By Jack Bernard
Georgia Health News, Jan. 4, 2016
We are the most religious democracy in the world, and our Judeo-Christian ethic demands that we take care of the downtrodden. But we are also the only advanced democracy without universal health coverage. Are we confused…or just hypocrites?
My bet is that we are very confused. The public’s reaction to Obamacare (also known as the Affordable Care Act, or ACA) is a prime example of our confusion.
Most Americans are preoccupied with making a living and raising a family, and rightly so. They have no time to fully examine health care policy issues.
Surveys show that people do not like Obamacare, especially the mandatory insurance requirement, but most actually agree with numerous aspects of the health law, like waivers for people with pre-existing conditions.
I believe that many people do not understand how insurance works or realize that you cannot get one thing (waivers) without the other (mandates), due to the basic financial model by which insurance operates.
To amplify the confusion, many media outlets in the past few years have featured one-sided coverage and debate about the ACA. There has been too little discussion of the details of what works and what does not.
In earlier generations, new health-related programs such as Social Security and Medicare were also controversial when first proposed. Many of the objections to them were wildly exaggerated, though some skeptics had serious points. But these programs have worked out overall, and Americans have come to value them.

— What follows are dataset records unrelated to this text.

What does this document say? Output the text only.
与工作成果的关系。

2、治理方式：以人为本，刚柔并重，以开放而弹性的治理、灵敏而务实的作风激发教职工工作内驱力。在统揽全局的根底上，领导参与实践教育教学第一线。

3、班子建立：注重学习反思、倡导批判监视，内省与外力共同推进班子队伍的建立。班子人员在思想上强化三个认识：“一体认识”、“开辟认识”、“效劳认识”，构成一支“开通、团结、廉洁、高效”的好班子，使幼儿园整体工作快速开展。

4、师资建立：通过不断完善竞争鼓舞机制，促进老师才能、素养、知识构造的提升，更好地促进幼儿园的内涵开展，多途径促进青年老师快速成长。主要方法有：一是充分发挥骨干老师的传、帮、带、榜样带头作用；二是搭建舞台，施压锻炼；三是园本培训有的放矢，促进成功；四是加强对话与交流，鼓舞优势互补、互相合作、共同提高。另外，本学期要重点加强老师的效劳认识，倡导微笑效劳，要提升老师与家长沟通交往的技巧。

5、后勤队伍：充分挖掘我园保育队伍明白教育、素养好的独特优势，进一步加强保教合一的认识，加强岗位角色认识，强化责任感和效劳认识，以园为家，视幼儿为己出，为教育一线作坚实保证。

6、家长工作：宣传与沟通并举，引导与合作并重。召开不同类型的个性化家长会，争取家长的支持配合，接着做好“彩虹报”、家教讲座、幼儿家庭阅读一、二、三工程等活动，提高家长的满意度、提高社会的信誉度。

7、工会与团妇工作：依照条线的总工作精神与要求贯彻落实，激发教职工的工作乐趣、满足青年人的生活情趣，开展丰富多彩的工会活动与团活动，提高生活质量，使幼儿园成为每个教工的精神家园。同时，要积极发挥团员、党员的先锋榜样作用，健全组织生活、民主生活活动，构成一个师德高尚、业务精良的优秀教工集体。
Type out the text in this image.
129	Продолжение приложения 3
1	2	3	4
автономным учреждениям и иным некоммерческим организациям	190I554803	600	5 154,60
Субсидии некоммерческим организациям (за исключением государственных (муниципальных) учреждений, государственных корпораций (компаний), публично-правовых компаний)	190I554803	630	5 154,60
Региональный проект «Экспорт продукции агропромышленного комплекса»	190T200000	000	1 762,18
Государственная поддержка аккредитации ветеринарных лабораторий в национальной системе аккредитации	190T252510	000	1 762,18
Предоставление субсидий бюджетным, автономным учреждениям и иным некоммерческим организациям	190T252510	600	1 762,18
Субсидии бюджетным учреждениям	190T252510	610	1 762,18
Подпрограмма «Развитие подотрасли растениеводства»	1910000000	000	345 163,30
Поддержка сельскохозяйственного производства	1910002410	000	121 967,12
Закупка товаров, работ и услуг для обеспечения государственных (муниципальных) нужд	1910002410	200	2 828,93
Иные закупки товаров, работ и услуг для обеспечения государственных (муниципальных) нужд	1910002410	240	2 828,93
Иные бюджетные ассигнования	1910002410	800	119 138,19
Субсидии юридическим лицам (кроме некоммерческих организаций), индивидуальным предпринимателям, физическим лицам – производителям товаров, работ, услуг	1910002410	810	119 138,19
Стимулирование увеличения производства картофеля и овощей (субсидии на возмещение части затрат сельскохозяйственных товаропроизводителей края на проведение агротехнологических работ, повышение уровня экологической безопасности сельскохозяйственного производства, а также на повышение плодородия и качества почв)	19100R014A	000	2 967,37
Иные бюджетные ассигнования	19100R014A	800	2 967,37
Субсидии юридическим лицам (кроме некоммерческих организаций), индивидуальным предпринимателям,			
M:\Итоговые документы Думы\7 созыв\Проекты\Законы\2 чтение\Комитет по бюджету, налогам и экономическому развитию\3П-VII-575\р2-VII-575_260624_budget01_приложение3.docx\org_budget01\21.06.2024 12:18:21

I am a Republican who disagrees with his party when it comes to health reform. I also recognize that the ACA has shortcomings, which many Democrats are now beginning to admit. And I believe that President-elect Donald Trump has a better understanding of how insurance works that many of his critics would admit.

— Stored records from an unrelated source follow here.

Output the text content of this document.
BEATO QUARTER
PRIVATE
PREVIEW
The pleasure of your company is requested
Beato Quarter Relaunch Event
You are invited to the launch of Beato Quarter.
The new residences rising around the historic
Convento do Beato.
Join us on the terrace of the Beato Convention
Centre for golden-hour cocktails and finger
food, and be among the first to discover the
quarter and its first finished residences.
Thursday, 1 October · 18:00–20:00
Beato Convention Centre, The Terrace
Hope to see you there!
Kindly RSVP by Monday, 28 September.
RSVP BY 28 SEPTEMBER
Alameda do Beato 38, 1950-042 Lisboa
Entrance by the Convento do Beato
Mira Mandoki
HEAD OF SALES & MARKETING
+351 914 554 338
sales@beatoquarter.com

With all that said, I just don’t believe we should shoot ourselves in both feet by attempting to repeal the ACA outright, as advocated by most leading Republicans.
What will Trump’s health care coverage strategy be when he is in the White House?
Apparently, with Trump’s pick of Rep. Tom Price (R-Ga.) to be HHS secretary, a repeal effort is ahead. Trump really appears to want to scrap the ACA. Meanwhile, Price and House Speaker Paul Ryan (R-Wis.) are pushing for what I see as the elimination of traditional Medicare and Medicaid.
I have grave concerns that the GOP has no acceptable alternative to the ACA, nothing that would assure coverage for the tens of millions of Americans who would end up uninsured if Obamacare goes away. The health exchanges alone currently cover 12.4 million citizens. And, what about the millions more covered via Medicaid expansion?
Privatization of Medicare, a goal of Ryan as well as Price, is not viable for economically stressed seniors, and use of vouchers will reduce coverage rather than broadening it. For-profit insurers have a 20 percent overhead/marketing expense versus 3 percent for Medicare. Yes, budgetary caps will be placed on expenditures (to the detriment of seniors). But the justification for privatization is purely ideological, not fiscal.
Block grants for Medicaid would just dump the fiscal problem on the states. Rather than blow up their budgets, states would then cut benefits and recipients, affecting care for the working poor and others.
In the long term, the GOP must change course or face the wrath of voters who will eventually be denied health care. It must advocate for expansion of a program that ordinary people in both parties know works: Medicare. That is the only realistic way to repeal the ACA and get broad political support at the same time.
It should be noted that although taxes would increase under such a plan, insurance premiums would be eliminated. More on how to finance this proposal via corporate and individual taxes can be found at the website of Physicians for a National Health Program: www.pnhp.org.
In the meantime, until there is fundamental legislation to move us in a more effective direction, the ACA is law. All Americans should get behind it. Hopefully, this next Congress will just modify the most problematic areas and give the overall health law a chance to succeed, rather than move to repeal it.
Jack Bernard, the first director of health planning for Georgia, has been a senior executive with several national health care firms. He’s a former chairman of the Jasper County Commission and Republican Party.